One of methods to solve the above problem comprises the steps of obtaining coordinate data of objects or defects of known sizes on a test specimen by an inspection system, obtaining the coordinate data of the objects or defects on the test specimen in the SEM coordinates system, determining a coordinate converting expression to minimize their coordinate difference, and using this expression for fine positional adjustment. However, if the correction is made by objects or defects which are selected at random, the correction values may be various and the result of correction will not always be assured. To solve such as problem, Japanese Non-examined Patent Publications H11-167893 (1999) (titled “Scanning electron microscope”) discloses a method of automatically re-calculating a coordinate converting expression using only objects or defects close to a new position on a wafer when the wafer is moved. This method is expected to give a high accuracy of correcting coordinates because objects or defects which are close to each other have a very similar coordinate error.

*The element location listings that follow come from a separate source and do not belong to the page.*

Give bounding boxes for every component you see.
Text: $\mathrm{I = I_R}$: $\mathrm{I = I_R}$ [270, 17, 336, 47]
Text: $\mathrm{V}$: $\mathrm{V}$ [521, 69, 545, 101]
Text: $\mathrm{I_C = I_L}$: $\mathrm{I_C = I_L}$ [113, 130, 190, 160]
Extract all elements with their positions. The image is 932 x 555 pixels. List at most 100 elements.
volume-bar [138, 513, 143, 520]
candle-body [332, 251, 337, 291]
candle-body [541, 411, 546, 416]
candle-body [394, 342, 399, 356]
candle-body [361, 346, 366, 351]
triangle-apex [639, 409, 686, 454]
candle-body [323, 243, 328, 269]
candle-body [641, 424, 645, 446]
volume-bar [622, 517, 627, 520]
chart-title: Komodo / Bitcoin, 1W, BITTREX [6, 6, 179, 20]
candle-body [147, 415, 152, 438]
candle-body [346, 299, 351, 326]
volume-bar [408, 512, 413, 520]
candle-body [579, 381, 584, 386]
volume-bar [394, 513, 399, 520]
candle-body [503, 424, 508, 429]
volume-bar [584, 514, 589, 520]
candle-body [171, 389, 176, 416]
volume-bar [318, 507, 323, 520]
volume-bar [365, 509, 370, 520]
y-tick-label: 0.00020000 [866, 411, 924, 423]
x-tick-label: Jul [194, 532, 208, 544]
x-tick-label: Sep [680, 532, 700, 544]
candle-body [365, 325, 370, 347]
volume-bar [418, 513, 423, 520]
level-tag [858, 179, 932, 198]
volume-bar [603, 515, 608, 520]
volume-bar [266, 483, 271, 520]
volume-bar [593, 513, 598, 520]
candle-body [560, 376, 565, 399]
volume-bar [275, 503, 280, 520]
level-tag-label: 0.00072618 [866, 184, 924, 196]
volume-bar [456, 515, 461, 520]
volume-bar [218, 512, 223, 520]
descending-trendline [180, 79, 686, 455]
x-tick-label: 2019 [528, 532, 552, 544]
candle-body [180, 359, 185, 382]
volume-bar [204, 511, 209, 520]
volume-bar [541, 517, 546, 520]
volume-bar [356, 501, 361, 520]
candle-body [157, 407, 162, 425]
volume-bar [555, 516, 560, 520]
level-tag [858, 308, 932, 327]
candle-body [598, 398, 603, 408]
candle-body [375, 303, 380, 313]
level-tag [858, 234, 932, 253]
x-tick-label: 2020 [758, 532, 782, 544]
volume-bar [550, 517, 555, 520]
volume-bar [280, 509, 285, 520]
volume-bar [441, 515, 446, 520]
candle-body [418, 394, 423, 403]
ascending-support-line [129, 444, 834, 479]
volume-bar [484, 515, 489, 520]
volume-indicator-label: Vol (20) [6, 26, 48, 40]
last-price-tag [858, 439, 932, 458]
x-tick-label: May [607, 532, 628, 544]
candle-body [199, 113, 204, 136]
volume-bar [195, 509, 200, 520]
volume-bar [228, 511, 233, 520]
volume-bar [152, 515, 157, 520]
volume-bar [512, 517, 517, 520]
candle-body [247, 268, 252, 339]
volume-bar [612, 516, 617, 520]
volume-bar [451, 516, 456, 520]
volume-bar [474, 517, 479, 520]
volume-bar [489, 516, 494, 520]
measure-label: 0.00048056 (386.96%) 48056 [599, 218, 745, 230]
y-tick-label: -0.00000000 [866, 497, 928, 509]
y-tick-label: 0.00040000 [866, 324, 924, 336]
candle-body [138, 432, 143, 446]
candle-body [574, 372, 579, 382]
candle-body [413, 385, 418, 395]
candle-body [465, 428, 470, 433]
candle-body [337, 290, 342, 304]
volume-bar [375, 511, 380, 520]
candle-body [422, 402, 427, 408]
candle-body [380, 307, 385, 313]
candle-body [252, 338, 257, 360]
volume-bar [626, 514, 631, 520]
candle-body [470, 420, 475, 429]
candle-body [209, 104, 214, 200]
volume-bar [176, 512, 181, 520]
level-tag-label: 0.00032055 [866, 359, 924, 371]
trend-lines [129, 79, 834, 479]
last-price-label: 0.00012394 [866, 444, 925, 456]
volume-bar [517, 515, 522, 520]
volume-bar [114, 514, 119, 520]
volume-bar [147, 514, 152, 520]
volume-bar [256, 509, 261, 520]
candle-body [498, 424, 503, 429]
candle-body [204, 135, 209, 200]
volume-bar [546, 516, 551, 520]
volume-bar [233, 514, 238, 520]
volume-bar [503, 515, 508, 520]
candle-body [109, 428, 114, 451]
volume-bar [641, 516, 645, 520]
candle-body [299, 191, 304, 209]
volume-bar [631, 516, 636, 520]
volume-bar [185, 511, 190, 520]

However, there is no means to check whether the coordinates are corrected to the expected frequency of occurrence of objects (assuming that all objects on the screen can be detected by the ADR). If the frequency of occurrence was low in an actual automatic measurement, the operator had to increase points of measurement for fine adjustment, increase the accuracy of correction of coordinates, and measure again. If an error of some tens micrometers is corrected down to some micrometers, objects and defects can be caught for observation. However, for accurate classification of objects and defects, images of a higher magnification are required. A typical manual detection of an object or defect after correction of coordinates by a fine adjustment comprises the steps of observing the specimen for an object or defect at a low magnification, moving the object or defect to the center of the screen, and increasing the magnification. An automatic object/defect detecting method comprises the following steps:
Measuring the locations of an object or defect on a wafer in advance by the other inspection system, moving the stage to the position of the object or defect according to the coordinate data obtained by the measurement, taking an image of the area including the object or defect at a preset low magnification (for searching), comparing this image by a normal pattern image which was obtained at the same magnification in advance, and thus detecting the object or defect. For investigation of objects or defects on a patterned wafer, the above detecting method further comprises the steps of taking an image of a pattern element (called “die”) next to the pattern element including this object or defect at the same coordinates, comparing these images, moving the stage until the object or defect comes to the center of the screen, and shooting the object or defect at a preset high magnification.